Durante el periodo Brézhnev tuvo lugar una coexistencia pacífica aunque tensa entre los aparatos secretos y la burocracia estatal. La rebelión de Gorbachov fue por el contrario parte de un proyecto del estamento político- burocrático para deshacerse de la dominación ejercida por el aparato secreto del Estado. No por casualidad la Perestroika nació acompañada de Glasnost (transparencia).

Ahora bien, desde una perspectiva macro-histórica, Putin no conecta ni con Kruschev ni con  Brézhnev sino, de una manera indirecta, con Beria.

Putin, formado en los laberintos del Estado soviético, emergió a la política como portador de la utopía de Beria, a saber, con el objetivo de subordinar a todos los aparatos del Estado al estamento secreto. Gracias a esa subordinación, Putin ha llegado a controlar en una sola mano los tres poderes fácticos: los organismos de inteligencia, el aparato burocrático y el ejército.

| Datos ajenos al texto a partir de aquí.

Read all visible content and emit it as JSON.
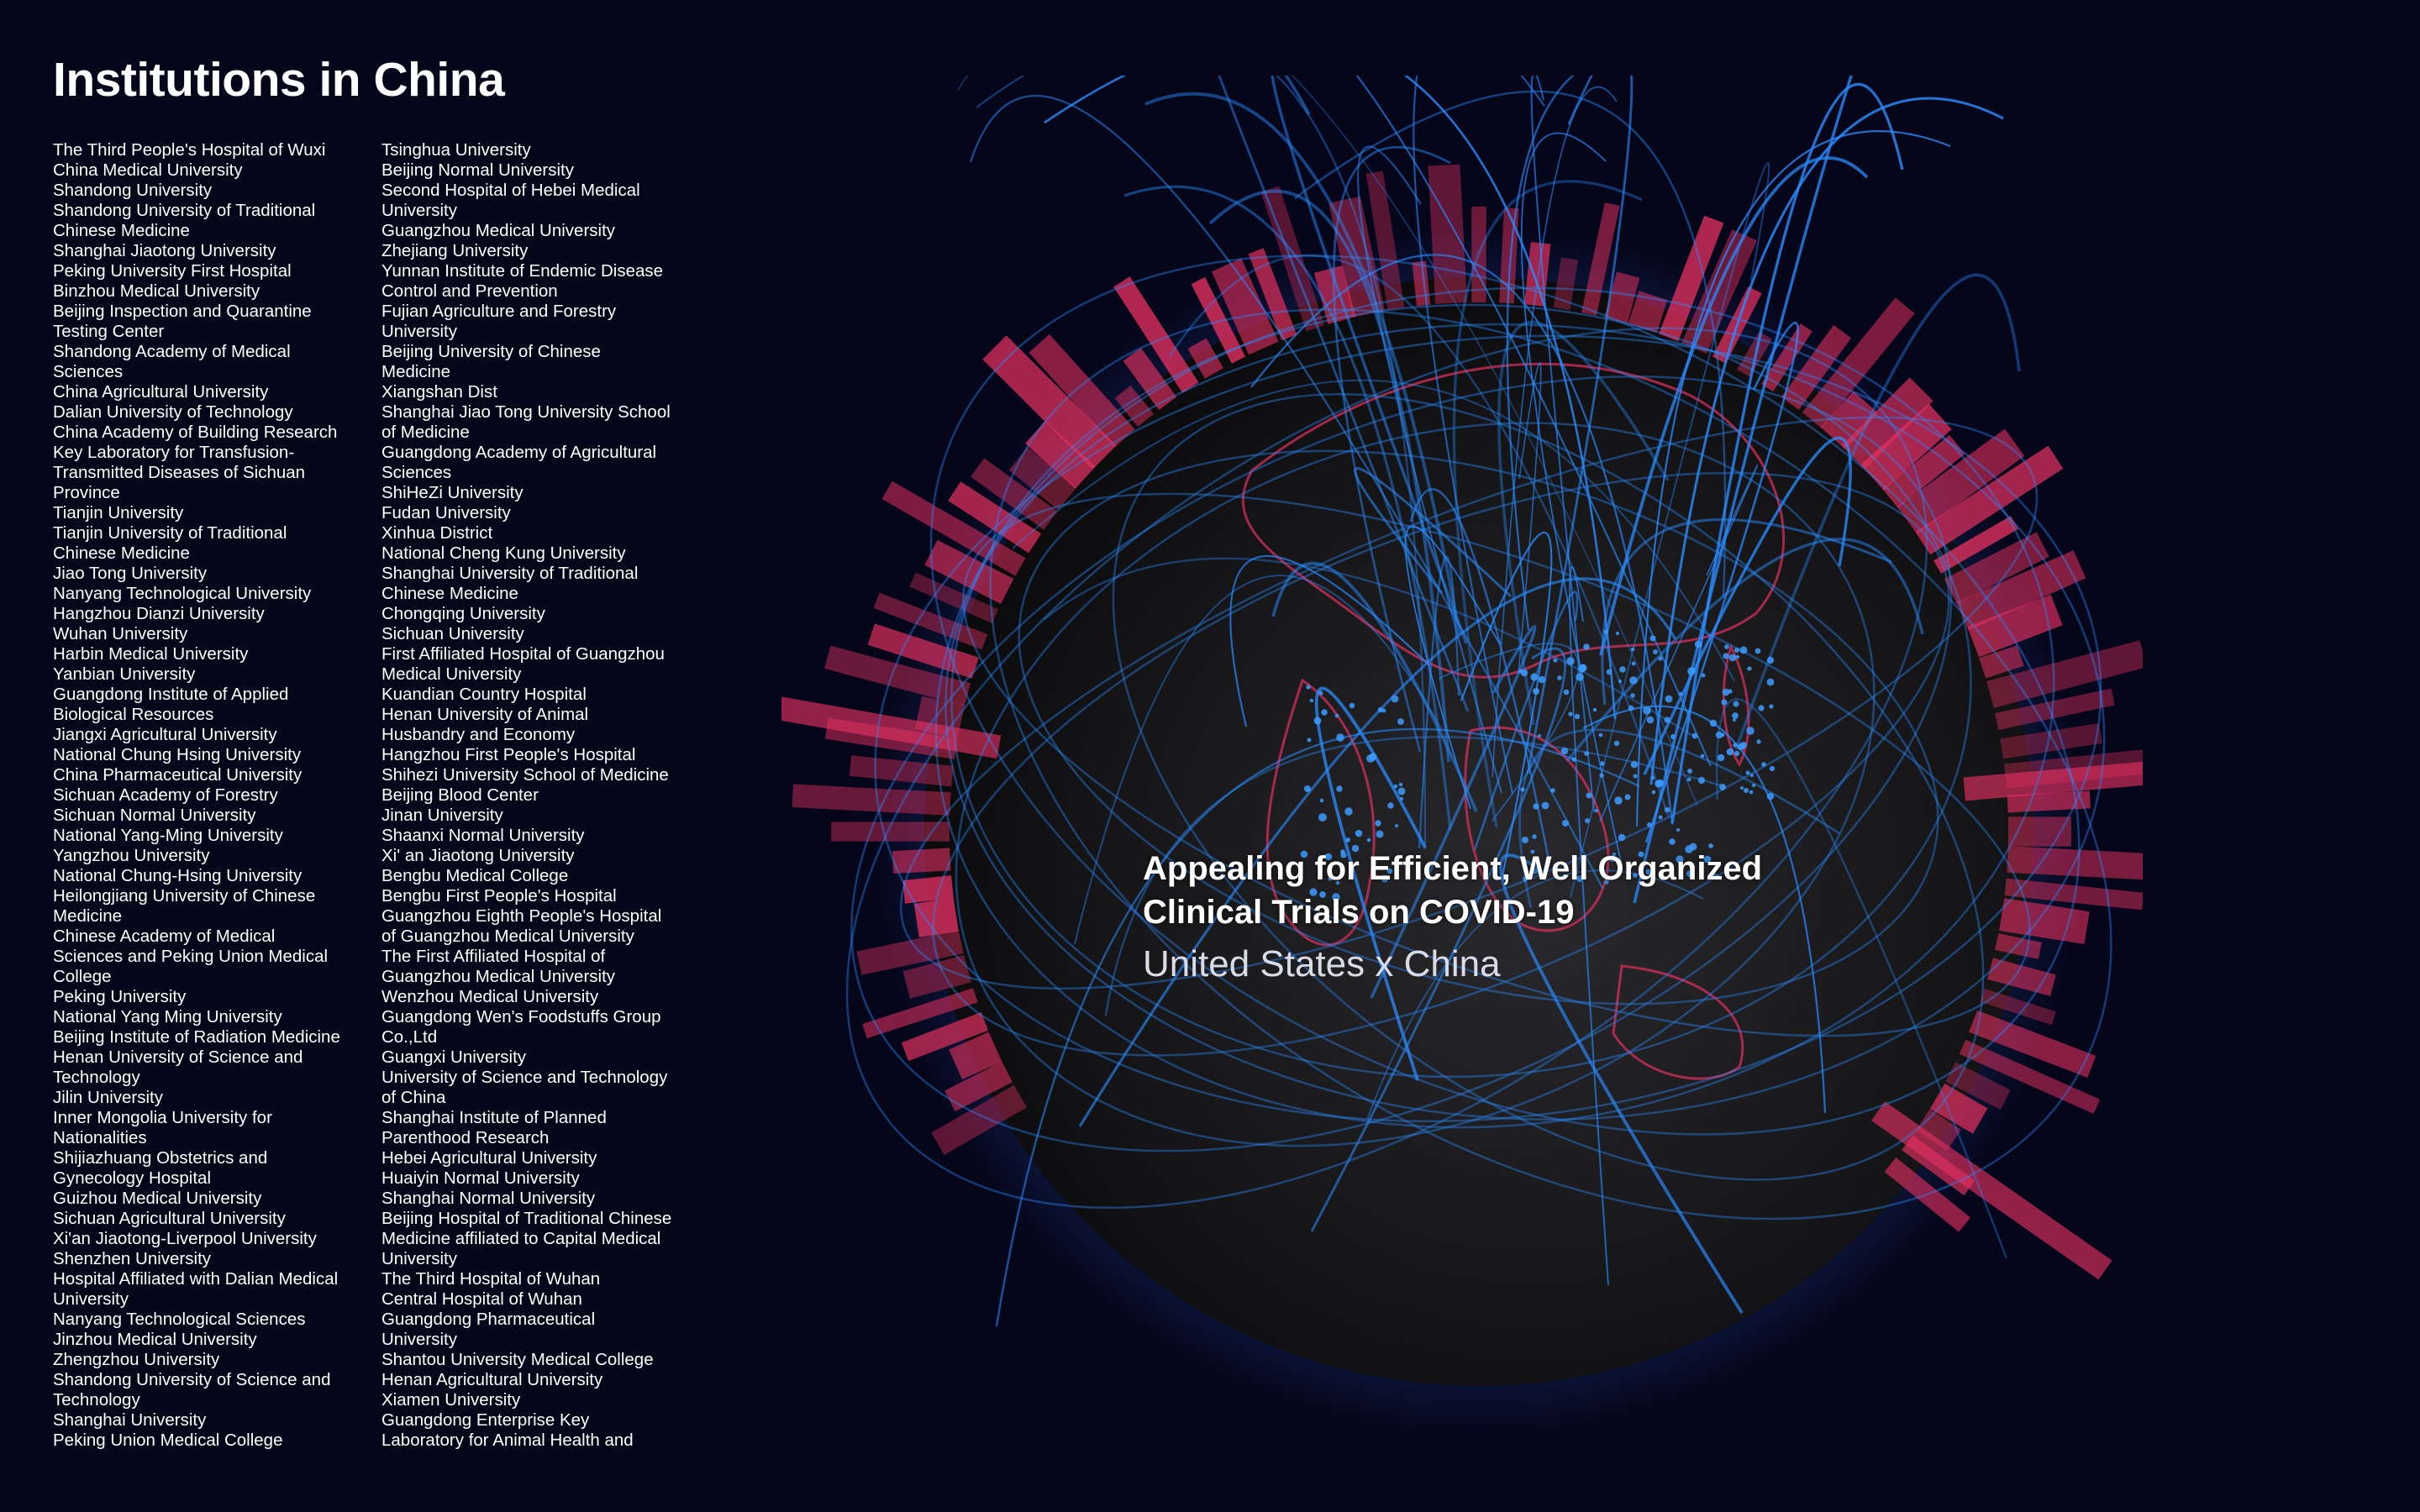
{
  "page": {
    "title": "Institutions in China",
    "overlay": {
      "heading_line1": "Appealing for Efficient, Well Organized",
      "heading_line2": "Clinical Trials on COVID-19",
      "subtitle": "United States x China"
    },
    "colors": {
      "background": "#05061a",
      "bar_red": "#e0305f",
      "arc_blue": "#2a8cff",
      "globe": "#141416"
    }
  },
  "institutions": {
    "column1": [
      "The Third People's Hospital of Wuxi",
      "China Medical University",
      "Shandong University",
      "Shandong University of Traditional",
      "Chinese Medicine",
      "Shanghai Jiaotong University",
      "Peking University First Hospital",
      "Binzhou Medical University",
      "Beijing Inspection and Quarantine",
      "Testing Center",
      "Shandong Academy of Medical",
      "Sciences",
      "China Agricultural University",
      "Dalian University of Technology",
      "China Academy of Building Research",
      "Key Laboratory for Transfusion-",
      "Transmitted Diseases of Sichuan",
      "Province",
      "Tianjin University",
      "Tianjin University of Traditional",
      "Chinese Medicine",
      "Jiao Tong University",
      "Nanyang Technological University",
      "Hangzhou Dianzi University",
      "Wuhan University",
      "Harbin Medical University",
      "Yanbian University",
      "Guangdong Institute of Applied",
      "Biological Resources",
      "Jiangxi Agricultural University",
      "National Chung Hsing University",
      "China Pharmaceutical University",
      "Sichuan Academy of Forestry",
      "Sichuan Normal University",
      "National Yang-Ming University",
      "Yangzhou University",
      "National Chung-Hsing University",
      "Heilongjiang University of Chinese",
      "Medicine",
      "Chinese Academy of Medical",
      "Sciences and Peking Union Medical",
      "College",
      "Peking University",
      "National Yang Ming University",
      "Beijing Institute of Radiation Medicine",
      "Henan University of Science and",
      "Technology",
      "Jilin University",
      "Inner Mongolia University for",
      "Nationalities",
      "Shijiazhuang Obstetrics and",
      "Gynecology Hospital",
      "Guizhou Medical University",
      "Sichuan Agricultural University",
      "Xi'an Jiaotong-Liverpool University",
      "Shenzhen University",
      "Hospital Affiliated with Dalian Medical",
      "University",
      "Nanyang Technological Sciences",
      "Jinzhou Medical University",
      "Zhengzhou University",
      "Shandong University of Science and",
      "Technology",
      "Shanghai University",
      "Peking Union Medical College"
    ],
    "column2": [
      "Tsinghua University",
      "Beijing Normal University",
      "Second Hospital of Hebei Medical",
      "University",
      "Guangzhou Medical University",
      "Zhejiang University",
      "Yunnan Institute of Endemic Disease",
      "Control and Prevention",
      "Fujian Agriculture and Forestry",
      "University",
      "Beijing University of Chinese",
      "Medicine",
      "Xiangshan Dist",
      "Shanghai Jiao Tong University School",
      "of Medicine",
      "Guangdong Academy of Agricultural",
      "Sciences",
      "ShiHeZi University",
      "Fudan University",
      "Xinhua District",
      "National Cheng Kung University",
      "Shanghai University of Traditional",
      "Chinese Medicine",
      "Chongqing University",
      "Sichuan University",
      "First Affiliated Hospital of Guangzhou",
      "Medical University",
      "Kuandian Country Hospital",
      "Henan University of Animal",
      "Husbandry and Economy",
      "Hangzhou First People's Hospital",
      "Shihezi University School of Medicine",
      "Beijing Blood Center",
      "Jinan University",
      "Shaanxi Normal University",
      "Xi' an Jiaotong University",
      "Bengbu Medical College",
      "Bengbu First People's Hospital",
      "Guangzhou Eighth People's Hospital",
      "of Guangzhou Medical University",
      "The First Affiliated Hospital of",
      "Guangzhou Medical University",
      "Wenzhou Medical University",
      "Guangdong Wen's Foodstuffs Group",
      "Co.,Ltd",
      "Guangxi University",
      "University of Science and Technology",
      "of China",
      "Shanghai Institute of Planned",
      "Parenthood Research",
      "Hebei Agricultural University",
      "Huaiyin Normal University",
      "Shanghai Normal University",
      "Beijing Hospital of Traditional Chinese",
      "Medicine affiliated to Capital Medical",
      "University",
      "The Third Hospital of Wuhan",
      "Central Hospital of Wuhan",
      "Guangdong Pharmaceutical",
      "University",
      "Shantou University Medical College",
      "Henan Agricultural University",
      "Xiamen University",
      "Guangdong Enterprise Key",
      "Laboratory for Animal Health and"
    ]
  }
}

Como Beria, Putin fue un agente secreto, uno de los más eficientes de la KGB. Su salto a la política no significó una ruptura con su pasado sino todo lo contrario. Los biógrafos coinciden en que Putin maneja los asuntos de Estado con los mismos métodos aprendidos en sus años de agente secreto en San Petersburgo.

Desde sus bastiones secretos Putin controla la política interior y exterior del país. Eso fue lo que precisamente captó Boris Mentsov. Rusia necesita de una nueva Glasnost, de una transparencia que estimule el regreso de una política que permita al país reinsertarse en un espacio democrático y occidental. Mientras eso no sea posible, reiteraba Mentsov, no habrá paz en Ucrania. En Europa, tampoco.

Los multitudinarios funerales de Mentsov (3 de Marzo) demostraron que la utopía democrática del líder ruso puede ser alguna vez realidad. Esos funerales fueron una de las más grandes protestas de la oposición en la era Putin. No todo parece estar perdido en Rusia.